Answer:
Step-by-step explanation:
Let's solve the equation \(2^{3x - 5} \cdot a^{x - 2} = 2^{x - 2} \cdot a^{1 - x}\).
First, we can simplify the equation by dividing both sides by \(2^{x - 2} \cdot a^{x - 2}\) to eliminate the common factors:
\[\frac{2^{3x - 5} \cdot a^{x - 2}}{2^{x - 2} \cdot a^{x - 2}} = \frac{2^{x - 2} \cdot a^{1 - x}}{2^{x - 2} \cdot a^{x - 2}}\]
Simplifying further:
\[2^{3x - 5 - (x - 2)} = \frac{a^{1 - x}}{a^{x - 2}}\]
\[2^{2x - 3} = \frac{a^{1 - x}}{a^{x - 2}}\]
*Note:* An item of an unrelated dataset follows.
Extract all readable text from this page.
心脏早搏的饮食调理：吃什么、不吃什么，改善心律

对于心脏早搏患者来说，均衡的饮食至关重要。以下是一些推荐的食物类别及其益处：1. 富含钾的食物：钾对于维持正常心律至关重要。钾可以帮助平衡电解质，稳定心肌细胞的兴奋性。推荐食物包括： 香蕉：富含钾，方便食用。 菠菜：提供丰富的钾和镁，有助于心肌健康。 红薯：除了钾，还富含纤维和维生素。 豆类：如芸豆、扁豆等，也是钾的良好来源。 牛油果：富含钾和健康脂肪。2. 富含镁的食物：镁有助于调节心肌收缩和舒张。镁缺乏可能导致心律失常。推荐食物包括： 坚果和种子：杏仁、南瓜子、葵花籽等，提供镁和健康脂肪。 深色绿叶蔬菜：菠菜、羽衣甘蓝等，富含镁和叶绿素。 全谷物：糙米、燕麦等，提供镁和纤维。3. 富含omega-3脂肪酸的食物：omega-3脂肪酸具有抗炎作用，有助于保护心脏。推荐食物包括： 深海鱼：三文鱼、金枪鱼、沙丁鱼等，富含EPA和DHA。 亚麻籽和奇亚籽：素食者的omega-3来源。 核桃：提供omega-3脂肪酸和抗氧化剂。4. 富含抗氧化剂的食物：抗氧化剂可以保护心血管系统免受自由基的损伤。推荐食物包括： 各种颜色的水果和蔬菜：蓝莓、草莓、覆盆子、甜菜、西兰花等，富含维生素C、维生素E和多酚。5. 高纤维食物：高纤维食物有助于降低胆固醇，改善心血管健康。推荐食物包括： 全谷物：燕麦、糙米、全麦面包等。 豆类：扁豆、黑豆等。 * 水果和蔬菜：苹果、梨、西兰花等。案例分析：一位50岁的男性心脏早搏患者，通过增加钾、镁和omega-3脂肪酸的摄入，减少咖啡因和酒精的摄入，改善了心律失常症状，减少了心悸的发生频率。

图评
Now, we can simplify the right side of the equation using the properties of exponents:
\[2^{2x - 3} = \frac{a^{1 - x}}{a^{x - 2}} = a^{1 - x - (x - 2)} = a^{3 - 2x}\]
So, our equation becomes:
\[2^{2x - 3} = a^{3 - 2x}\]
To solve for \(x\) and \(a\), we can take the logarithm of both sides. Let's take the logarithm base 2:
\[\log_2(2^{2x - 3}) = \log_2(a^{3 - 2x})\]
\[2x - 3 = (3 - 2x) \log_2(a)\]
Next, let's isolate \(x\) by moving the terms involving \(x\) to one side of the equation:
\[2x + 2x = 3 + 3\log_2(a)\]
\[4x = 3(1 + \log_2(a))\]
Finally, solve for \(x\):
\[x = \frac{3(1 + \log_2(a))}{4}\]
Now, to find the value of \(a\), we can substitute \(x\) back into one of the original equations. Let's use the equation \(2^{2x - 3} = a^{3 - 2x}\):
\[2^{2\left(\frac{3(1 + \log_2(a))}{4}\right) - 3} = a^{3 - 2\left(\frac{3(1 + \log_2(a))}{4}\right)}\]
This equation can be solved numerically for \(a\), as it involves a logarithmic term. Without specific values for \(a\) or \(\log_2(a)\), we can't solve for \(a\) algebraically. If you have specific values for \(a\) or \(x\), we can further compute the solution.